The question remains: Has the great American university system really turned, unconsciously, into a foreign Fifth Column undermining America's economic leadership and standard of living? We do not pretend to pronounce a verdict. But some facts can help us prepare a balanced policy:

Foreign students give the U.S. as much as they get. They are paying for their long years of study with the most precious and expensive commodity, the one the US most needs today: more knowledge, new knowledge, provided by their labor. By working in American laboratories for 3 to 7 years of post-graduate study, thousands of young experts are by themselves the most efficient "subsidy" to scientific progress and economic development. And a large majority of them do not choose, at graduation, the well-paid jobs offered by industry, but remain in the tough, competitive life of research and teaching.

Foreign students are needed to meet American research and development goals. If most of the foreign students were to return to their countries, it would be an American disaster. The fact that more than half of them choose to stay (a number that would increase if the US immigration rules were less restrictive), multiplies the productivity and creativity of American science and engineering.

The fact that a substantial number choose to return home is also very good. The great American knowledge-machine could not function for very long if it kept siphoning away the brain-power of America's partners around the world. The loss foreign countries experience when students come here is more than repaid by the new knowledge and skills they acquire when nearly half of them return.

We believe that a 50-50 trade is a fair ratio. It has become important to America that a substantial fraction of the trained foreign students remain at work here as long as there is a large deficit of U.S. applicants to the long, strenuous, underpaid, doctoral programs. The next 10 to 15 years are crucial. During that period, the number of competing international laboratories, corporations, learning-systems, will continue to increase. These years, between now and the end of the century, will decide whether America remains in the first rank, or falls behnind. The critical difference might well be made by the capacity to retain a good half of the best and brightest "foreign" students.

American universities need more American graduate students. The simple fact is that too few Americans apply to graduate programs. The vast majority accept a job after earning their bachelor's degree, or enroll in law or business colleges, opting for. professions offering larger financial rewards than research does. They won't change this view because Congress passes new laws, but because they are stimulated to compete with their colleagues from abroad.
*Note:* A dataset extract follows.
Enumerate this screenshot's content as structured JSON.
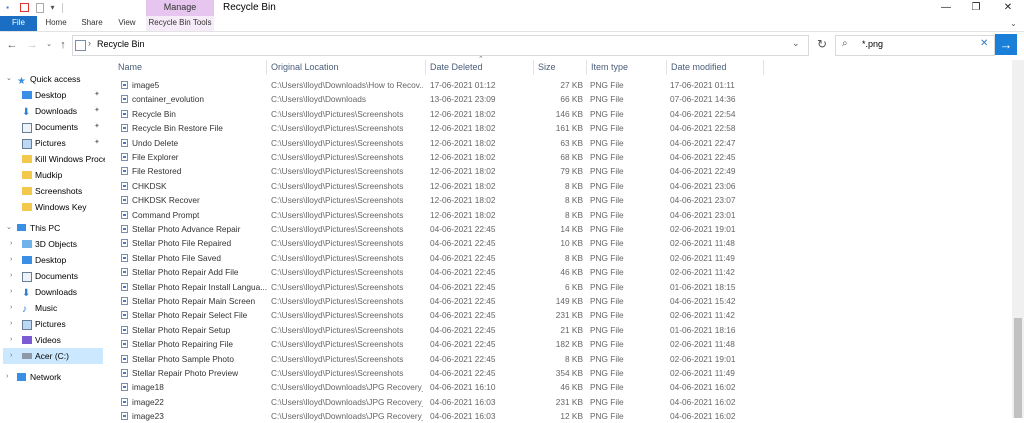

We already see it today in the classroom. The pride of American students is on the line. They do not easily accept being surpassed by those who work with extra energy because they are immigrants. These "invaders" inscientific fields are often among the top 10 percent of graduate students and even at the very top. But a striking sign of America's natural generosity and courage in competition is that the excellence of foreigners breeds almost none of the anti-foreign sentiments observed in many other parts of the world.

The historian Barbara Tuchman recently expressed her misgivings about the future: "In the United States one feels a deteriorating ethic in most spheres . . . . When people do not care and have no goal in view they do not function at their utmost. They grow lax and accept defeat. Incompetence is the companion of decline. Competence is the ability to do work expertly, neatly and correctly. To raise the level of public understanding from frivolity to a readiness to take things seriously will require a great and concentrated national effort -- if we can figure how it may be done!"

In meeting this new challenge, everything will depend on maintaining this country's excellence in higher education and repairing the quality of primary and secondary education. If foreign students should ever stop pressing for admission to U.S. universities, it would be a sign that America has lost its last great resource.

Jean-Jacques Servan-Schreiber is chairman of the International Committee at Carnegie Mellon University and a former French cabinet member. Herbert Simon is a professor of computer science and psychology at Carnegie Mellon University.